- Born: April 6, 2000 (age 26) Saitama, Japan
- Occupations: YouTuber; Rhythmic gymnast; Twitch-streamer;
- Years active: 2021–present

Twitch information
- Channel: elenashinohara;
- Genre: gaming
- Followers: 13.4 thousand

YouTube information
- Channel: Elena Shinohara;
- Years active: 19 years, since 16th of December 2007
- Genre: Rhythmic Gymnastics/Sport
- Subscribers: 2.04 million
- Views: 1.21 billion

Gymnastics career
- Discipline: Rhythmic gymnastics
- Country represented: United States (2015; 2018–2020)
- Club: Rhythmic Brains
- Head coach: Nancy Shinohara

= Elena Shinohara =

American rhythmic gymnast

Elena Shinohara (born 6 April 2000) is a Japanese-born American rhythmic gymnast and social media personality. She was a member of the U.S. National Rhythmic Gymnastics Team, and she posts gymnastics videos on social media, including YouTube and TikTok.

==Personal life==
Elena Shinohara was born in Japan on April 6, 2000. She moved with her family to the United States when she was five months old. Her mother, Nancy, is a former member of the Japanese national rhythmic gymnastics team, and she coaches Elena. She graduated from Collins Hill High School in 2018. She graduated from Georgia Tech, and she majored in biochemistry. Her father, Minoru, runs the Human Neuromuscular Physiology Laboratory at Georgia Tech.

==Gymnastics career==
Shinohara was first named to the Junior U.S. National team in 2015.

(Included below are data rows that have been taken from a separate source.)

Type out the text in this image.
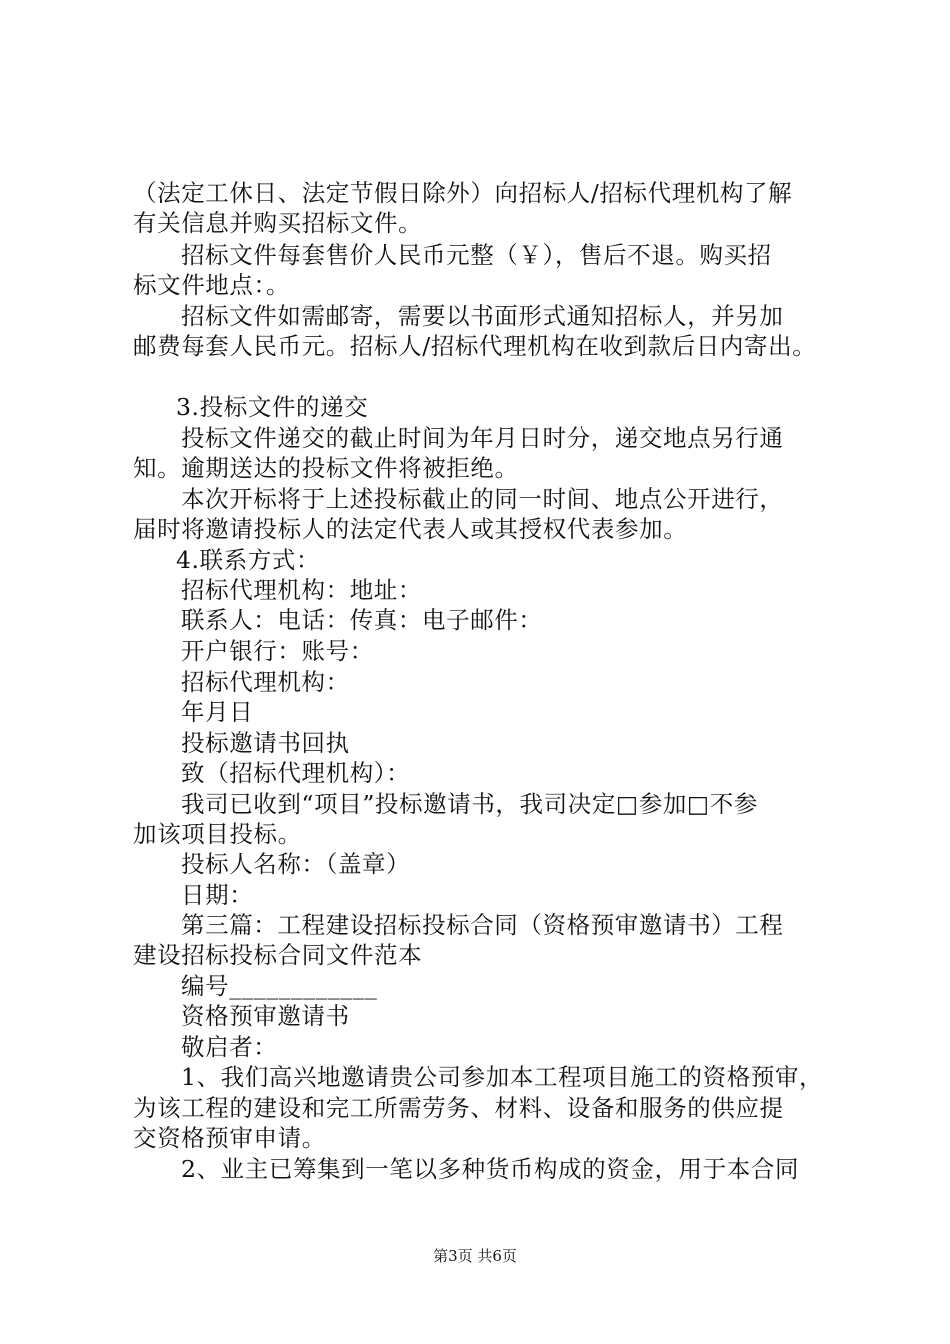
（法定工休日、法定节假日除外）向招标人/招标代理机构了解
有关信息并购买招标文件。
招标文件每套售价人民币元整（￥），售后不退。购买招
标文件地点：。
招标文件如需邮寄，需要以书面形式通知招标人，并另加
邮费每套人民币元。招标人/招标代理机构在收到款后日内寄出。
3.投标文件的递交
投标文件递交的截止时间为年月日时分，递交地点另行通
知。逾期送达的投标文件将被拒绝。
本次开标将于上述投标截止的同一时间、地点公开进行，
届时将邀请投标人的法定代表人或其授权代表参加。
4.联系方式：
招标代理机构：地址：
联系人：电话：传真：电子邮件：
开户银行：账号：
招标代理机构：
年月日
投标邀请书回执
致（招标代理机构）：
我司已收到“项目”投标邀请书，我司决定□参加□不参
加该项目投标。
投标人名称：（盖章）
日期：
第三篇：工程建设招标投标合同（资格预审邀请书）工程
建设招标投标合同文件范本
编号____________
资格预审邀请书
敬启者：
1、我们高兴地邀请贵公司参加本工程项目施工的资格预审，
为该工程的建设和完工所需劳务、材料、设备和服务的供应提
交资格预审申请。
2、业主已筹集到一笔以多种货币构成的资金，用于本合同
第3页 共6页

Shinohara made her international debut at the 2018 Luxembourg Cup. She placed fourth in the ball, fifth in the ribbon, and seventh in the hoop. She also competed at the 2019 Irina Cup in Warsaw, Poland where she finished eighth in clubs. At the 2019 Amsterdam Masters, she won the silver medal in the all-around and the gold medal in the hoop.

At the 2019 National Championships, she finished tenth in the all-around, seventh in clubs and ribbon, and eighth in ball. She was then named to the Senior U.S. National team. She also won the 2019 Sportsperson of the Year Award, which was voted on by the top twelve rhythmic gymnasts at the competition. At the 2020 Rhythmic Challenge in Lake Placid, New York, she finished fifth in the all-around and won the bronze medal in clubs.

==Social media==
Shinohara posts training and flexibility videos on TikTok. As of February 2026, she has 5.6 million followers on TikTok.

In honor of Asian Pacific American Heritage Month in May 2021, TikTok named her an API TikTok Trailblazer.